Georgia Bulletin

The Newspaper of the Catholic Archdiocese of Atlanta

Hapeville

Students Plant Pinwheels, Whirl For Peace

Published October 5, 2006

St. John the Evangelist School held a prayer service for peace in their hearts and in the world on Sept. 21 as part of an international art and literacy project called Pinwheels for Peace, where they planted pinwheels with messages of peace near the school’s entrance.

During the service on the International Day of Peace, each grade said a prayer that they as a class had written and recited a pledge of nonviolence.

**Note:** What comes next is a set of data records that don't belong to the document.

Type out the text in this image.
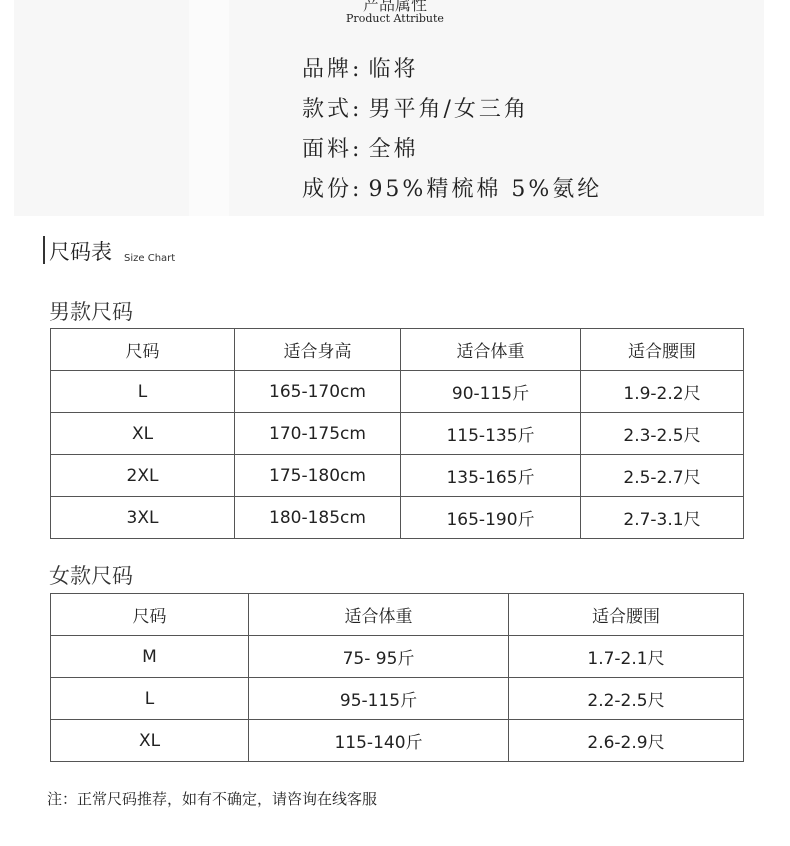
Product Attribute
品牌: 临将
款式: 男平角/女三角
面料: 全棉
成份: 95%精梳棉 5%氨纶
尺码表 $_{Size Chart}$
男款尺码
尺码	适合身高	适合体重	适合腰围
L	165-170cm	90-115斤	1.9-2.2尺
XL	170-175cm	115-135斤	2.3-2.5尺
2XL	175-180cm	135-165斤	2.5-2.7尺
3XL	180-185cm	165-190斤	2.7-3.1尺
女款尺码
尺码	适合体重	适合腰围
M	75- 95斤	1.7-2.1尺
L	95-115斤	2.2-2.5尺
XL	115-140斤	2.6-2.9尺
注：正常尺码推荐，如有不确定，请咨询在线客服
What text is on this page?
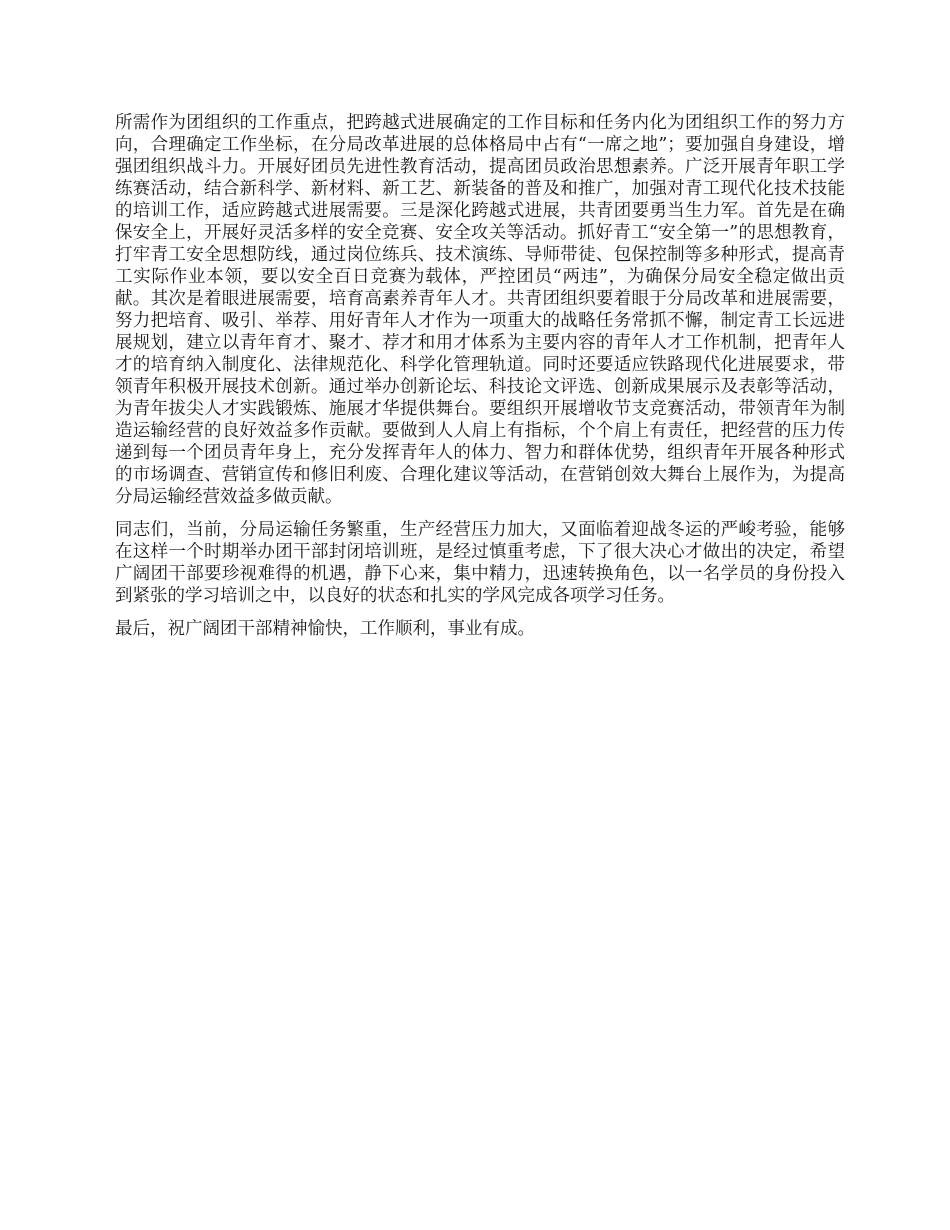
所需作为团组织的工作重点，把跨越式进展确定的工作目标和任务内化为团组织工作的努力方向，合理确定工作坐标，在分局改革进展的总体格局中占有“一席之地”；要加强自身建设，增强团组织战斗力。开展好团员先进性教育活动，提高团员政治思想素养。广泛开展青年职工学练赛活动，结合新科学、新材料、新工艺、新装备的普及和推广，加强对青工现代化技术技能的培训工作，适应跨越式进展需要。三是深化跨越式进展，共青团要勇当生力军。首先是在确保安全上，开展好灵活多样的安全竞赛、安全攻关等活动。抓好青工“安全第一”的思想教育，打牢青工安全思想防线，通过岗位练兵、技术演练、导师带徒、包保控制等多种形式，提高青工实际作业本领，要以安全百日竞赛为载体，严控团员“两违”，为确保分局安全稳定做出贡献。其次是着眼进展需要，培育高素养青年人才。共青团组织要着眼于分局改革和进展需要，努力把培育、吸引、举荐、用好青年人才作为一项重大的战略任务常抓不懈，制定青工长远进展规划，建立以青年育才、聚才、荐才和用才体系为主要内容的青年人才工作机制，把青年人才的培育纳入制度化、法律规范化、科学化管理轨道。同时还要适应铁路现代化进展要求，带领青年积极开展技术创新。通过举办创新论坛、科技论文评选、创新成果展示及表彰等活动，为青年拔尖人才实践锻炼、施展才华提供舞台。要组织开展增收节支竞赛活动，带领青年为制造运输经营的良好效益多作贡献。要做到人人肩上有指标，个个肩上有责任，把经营的压力传递到每一个团员青年身上，充分发挥青年人的体力、智力和群体优势，组织青年开展各种形式的市场调查、营销宣传和修旧利废、合理化建议等活动，在营销创效大舞台上展作为，为提高分局运输经营效益多做贡献。

同志们，当前，分局运输任务繁重，生产经营压力加大，又面临着迎战冬运的严峻考验，能够在这样一个时期举办团干部封闭培训班，是经过慎重考虑，下了很大决心才做出的决定，希望广阔团干部要珍视难得的机遇，静下心来，集中精力，迅速转换角色，以一名学员的身份投入到紧张的学习培训之中，以良好的状态和扎实的学风完成各项学习任务。

最后，祝广阔团干部精神愉快，工作顺利，事业有成。
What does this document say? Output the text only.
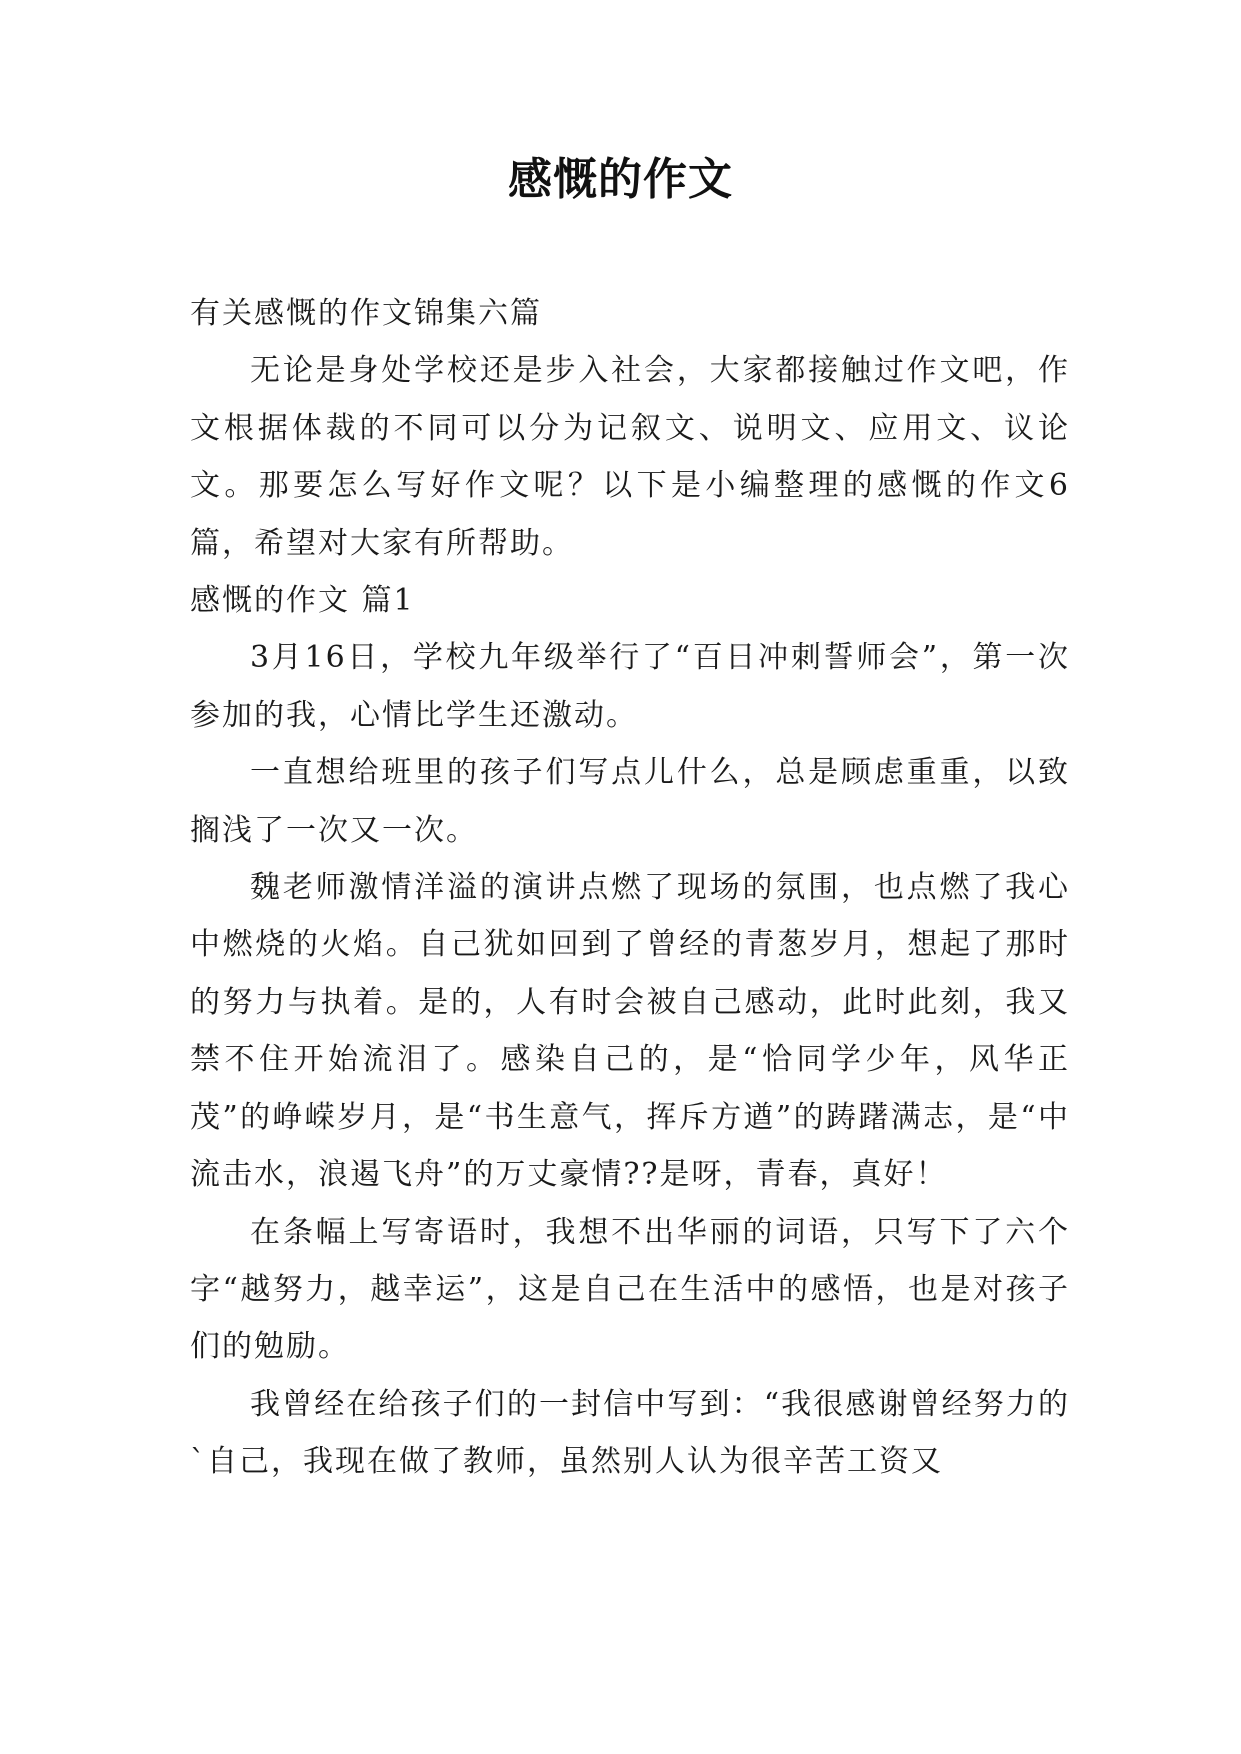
感慨的作文

有关感慨的作文锦集六篇

无论是身处学校还是步入社会，大家都接触过作文吧，作文根据体裁的不同可以分为记叙文、说明文、应用文、议论文。那要怎么写好作文呢？以下是小编整理的感慨的作文6篇，希望对大家有所帮助。

感慨的作文 篇1

3月16日，学校九年级举行了“百日冲刺誓师会”，第一次参加的我，心情比学生还激动。

一直想给班里的孩子们写点儿什么，总是顾虑重重，以致搁浅了一次又一次。

魏老师激情洋溢的演讲点燃了现场的氛围，也点燃了我心中燃烧的火焰。自己犹如回到了曾经的青葱岁月，想起了那时的努力与执着。是的，人有时会被自己感动，此时此刻，我又禁不住开始流泪了。感染自己的，是“恰同学少年，风华正茂”的峥嵘岁月，是“书生意气，挥斥方遒”的踌躇满志，是“中流击水，浪遏飞舟”的万丈豪情??是呀，青春，真好！

在条幅上写寄语时，我想不出华丽的词语，只写下了六个字“越努力，越幸运”，这是自己在生活中的感悟，也是对孩子们的勉励。

我曾经在给孩子们的一封信中写到：“我很感谢曾经努力的`自己，我现在做了教师，虽然别人认为很辛苦工资又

At the end of the service each class carried the pinwheels they made outside to plant them around a “peace tree” near the school’s entrance.

The students, under the direction of art teacher Angela Bush, created pinwheels of all shapes and sizes and wrote a prayer or words of peace on one side and decorated the other side to visually express their feelings.

Pinwheels for Peace is an art installation project started in 2005 by art teachers Ann Ayers and Ellen McMillan of Coconut Creek, Fla., as a way for students to express their feelings about what is going on in the world and their lives. Violence has become commonplace and accepted as part of our society and, for some students, it is a way of life. The goal of the project designers is for Pinwheels for Peace to help students make a public visual statement about their feelings about war, peace, tolerance, cooperation, harmony, or unity and awaken the public to what the next generation is thinking. The project is not political and can be related to violence/intolerance in daily life and to peace of mind.

St. John the Evangelist gladly joined in this whirlwind of creativity and hope, as Catholic students are called to cultivate peace within themselves and promote peace in the world. Last year groups in over 1,325 locations throughout the world participated on Sept. 21, and there were approximately 500,000 pinwheels spinning throughout the world. This year there were approximately 1 million that “whirled peace” in some 2,400 locations worldwide. Bush is the coordinator for the local Pinwheels for Peace Project.